- Born: July 21, 1906 St. Louis, Missouri
- Died: July 18, 1985 (aged 78) Washington, D.C., U.S.
- Occupation: Reporter
- Years active: 1926–1953
- Known for: First African-American reporter to attend a U.S. Presidential news conference

= Harry McAlpin =

American journalist

Harry Sylvester McAlpin Jr. (July 21, 1906 – July 18, 1985) was an American reporter. He was the first African-American reporter to attend a U.S. Presidential news conference in 1944.

== Biography ==
Harry Sylvester McAlpin Jr. was born in St. Louis, Missouri. He hoped to study journalism at the University of Missouri but could not because the school was racially segregated. He instead studied journalism and advertising at the University of Wisconsin. After graduating in 1926, he moved to Washington, D.C., where he worked as a reporter, editor, and office manager for the Washington Tribune, an African American weekly paper, from 1926 to 1929. He then handled publicity and advertising for the National Benefit Life Insurance Company from 1929 to 1933.

When the New Deal got underway in 1933, McAlpin joined the New Negro Alliance to "protect employment of Negroes under the [National Recovery Administration] program." He served in the Federal Security Agency and the U.S. Employment Service while attending the Robert H. Terrell Law School at night. He passed the D.C. bar examination in 1937. McAlpin became an assistant to Mary McLeod Bethune, Director of Negro Affairs at the National Youth Administration. On the side, he worked as a part-time Washington correspondent for the Chicago Defender.
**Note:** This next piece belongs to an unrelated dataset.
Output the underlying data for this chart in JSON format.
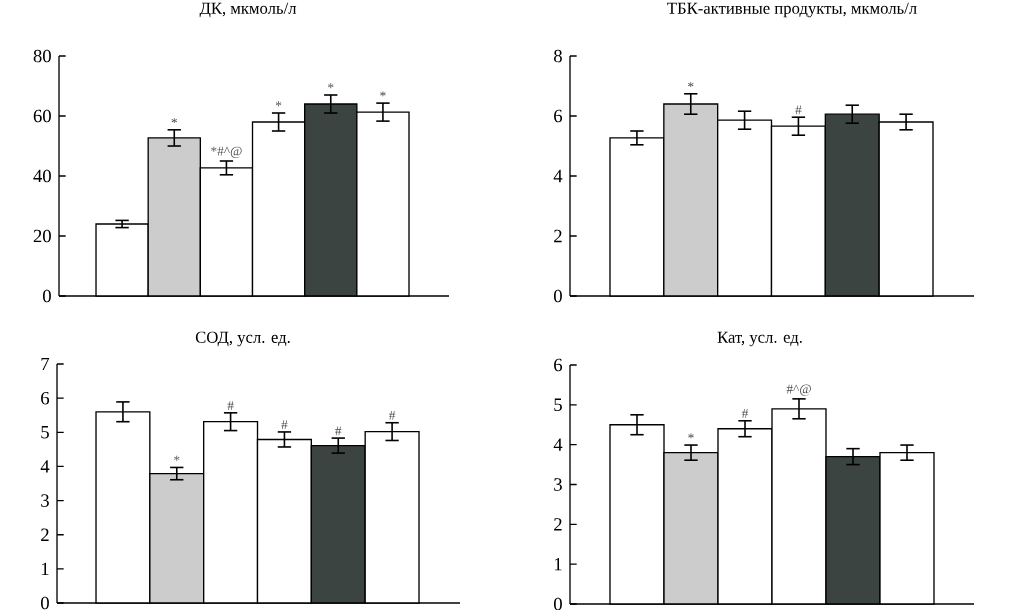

In 1943 the National Negro Publishers Association (NNPA) petitioned the White House Correspondents Association (WHCA) for press credentials on the grounds that the Atlanta Daily World was one of its member papers. All other African American papers at the time were weeklies, and the press credentials were limited to reporters for daily papers. The WHCA agreed but it took several more months before the NNPA could afford to open its own Washington bureau and hire McAlpin as its full-time Washington correspondent. On February 8, 1944, he attended his first presidential press conference and was greeted by President Franklin D. Roosevelt, who shook his hand and said, "I'm glad to see you, McAlpin, and very happy to have you here."
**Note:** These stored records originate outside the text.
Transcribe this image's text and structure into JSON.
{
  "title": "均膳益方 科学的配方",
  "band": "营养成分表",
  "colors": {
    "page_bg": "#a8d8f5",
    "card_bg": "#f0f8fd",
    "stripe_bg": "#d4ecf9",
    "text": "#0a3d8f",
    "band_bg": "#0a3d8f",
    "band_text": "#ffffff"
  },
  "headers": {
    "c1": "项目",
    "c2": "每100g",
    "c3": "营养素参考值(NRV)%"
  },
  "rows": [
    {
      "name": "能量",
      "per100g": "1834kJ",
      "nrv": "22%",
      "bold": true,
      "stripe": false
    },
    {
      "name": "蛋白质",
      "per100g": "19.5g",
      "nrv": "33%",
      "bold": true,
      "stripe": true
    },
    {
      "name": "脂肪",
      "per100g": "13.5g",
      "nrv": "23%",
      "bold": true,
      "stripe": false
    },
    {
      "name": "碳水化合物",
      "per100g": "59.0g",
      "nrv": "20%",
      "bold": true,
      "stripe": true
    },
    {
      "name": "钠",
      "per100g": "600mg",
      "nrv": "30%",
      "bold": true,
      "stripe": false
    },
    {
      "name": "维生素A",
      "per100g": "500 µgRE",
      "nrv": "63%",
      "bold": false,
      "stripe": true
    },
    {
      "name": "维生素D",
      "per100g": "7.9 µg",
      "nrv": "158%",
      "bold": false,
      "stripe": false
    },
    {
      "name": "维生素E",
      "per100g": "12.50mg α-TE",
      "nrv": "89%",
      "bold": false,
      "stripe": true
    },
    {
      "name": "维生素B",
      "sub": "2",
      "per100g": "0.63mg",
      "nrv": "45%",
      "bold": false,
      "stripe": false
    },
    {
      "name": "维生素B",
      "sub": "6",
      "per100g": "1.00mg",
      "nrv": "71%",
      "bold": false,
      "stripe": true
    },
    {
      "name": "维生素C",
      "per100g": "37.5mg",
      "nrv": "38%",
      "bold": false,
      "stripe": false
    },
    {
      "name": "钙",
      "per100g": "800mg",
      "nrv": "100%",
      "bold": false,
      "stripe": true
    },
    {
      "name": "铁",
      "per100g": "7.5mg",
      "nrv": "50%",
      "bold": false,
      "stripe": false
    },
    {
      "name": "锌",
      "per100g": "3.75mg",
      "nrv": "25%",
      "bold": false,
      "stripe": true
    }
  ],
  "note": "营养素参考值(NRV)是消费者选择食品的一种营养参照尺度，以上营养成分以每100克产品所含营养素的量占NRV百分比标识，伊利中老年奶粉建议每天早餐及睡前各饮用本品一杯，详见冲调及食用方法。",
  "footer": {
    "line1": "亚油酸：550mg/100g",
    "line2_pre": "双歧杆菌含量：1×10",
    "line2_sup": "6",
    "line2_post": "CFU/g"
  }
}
Although accredited at the White House, McAlpin was rejected when he applied for a congressional press pass. The Standing Committee of Correspondents that controlled accreditation for the newspaper press galleries at the Capitol regarded him as a reporter for mostly weekly papers, while the Periodical Press gallery rejected him because he reported for newspapers rather than magazines. McAlpin believed that these actions were influenced "by my racial identity rather than the flimsy technicality publicly stated."
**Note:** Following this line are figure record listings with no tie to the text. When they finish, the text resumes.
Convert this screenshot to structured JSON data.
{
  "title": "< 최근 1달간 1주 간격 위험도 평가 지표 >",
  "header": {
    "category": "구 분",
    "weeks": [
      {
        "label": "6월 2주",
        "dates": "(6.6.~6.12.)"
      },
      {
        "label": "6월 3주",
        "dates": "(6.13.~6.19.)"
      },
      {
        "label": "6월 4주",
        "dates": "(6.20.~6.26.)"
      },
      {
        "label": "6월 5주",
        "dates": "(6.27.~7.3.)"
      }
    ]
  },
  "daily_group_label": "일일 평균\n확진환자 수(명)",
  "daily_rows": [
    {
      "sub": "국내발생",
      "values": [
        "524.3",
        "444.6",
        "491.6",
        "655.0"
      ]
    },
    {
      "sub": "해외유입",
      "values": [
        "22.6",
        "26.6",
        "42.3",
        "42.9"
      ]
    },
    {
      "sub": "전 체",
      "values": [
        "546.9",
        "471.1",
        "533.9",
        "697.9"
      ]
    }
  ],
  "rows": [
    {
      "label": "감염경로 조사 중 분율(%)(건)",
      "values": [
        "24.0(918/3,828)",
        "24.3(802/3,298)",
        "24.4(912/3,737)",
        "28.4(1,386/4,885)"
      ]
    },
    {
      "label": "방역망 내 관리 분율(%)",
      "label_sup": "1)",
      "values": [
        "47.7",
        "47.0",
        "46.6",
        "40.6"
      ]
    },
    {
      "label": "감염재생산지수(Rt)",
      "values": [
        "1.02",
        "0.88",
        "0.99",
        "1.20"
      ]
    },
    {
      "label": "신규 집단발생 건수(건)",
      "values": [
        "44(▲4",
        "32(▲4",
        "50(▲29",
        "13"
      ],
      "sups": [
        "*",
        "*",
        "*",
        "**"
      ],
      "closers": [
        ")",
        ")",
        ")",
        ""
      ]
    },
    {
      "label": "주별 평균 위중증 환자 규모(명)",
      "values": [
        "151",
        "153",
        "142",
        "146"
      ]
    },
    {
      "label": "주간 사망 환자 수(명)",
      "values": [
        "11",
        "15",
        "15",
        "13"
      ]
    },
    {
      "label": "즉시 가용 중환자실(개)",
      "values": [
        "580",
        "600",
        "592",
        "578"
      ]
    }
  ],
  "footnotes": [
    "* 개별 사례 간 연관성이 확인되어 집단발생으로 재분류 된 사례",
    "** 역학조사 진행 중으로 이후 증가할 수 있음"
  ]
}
Strong competition from a rival news service, the Associated Negro Press (ANP), led the NNPA to replace McAlpin as its Washington Correspondent with Louis Lautier. McAlpin moved to Louisville, Kentucky, where he served as the only African American assistant commonwealth attorney until 1953, when he resigned after being dropped from a criminal prosecution of three white women. McAlpin later became head of the Louisville chapter of the NAACP.

McAlpin died on July 18, 1985, in Washington, D.C..

== Legacy ==
McAlpin was posthumously honored by the White House Correspondents Association at their May 3, 2014 dinner. The WHCA created a scholarship in his memory, and President Barack Obama noted his pioneering journalism.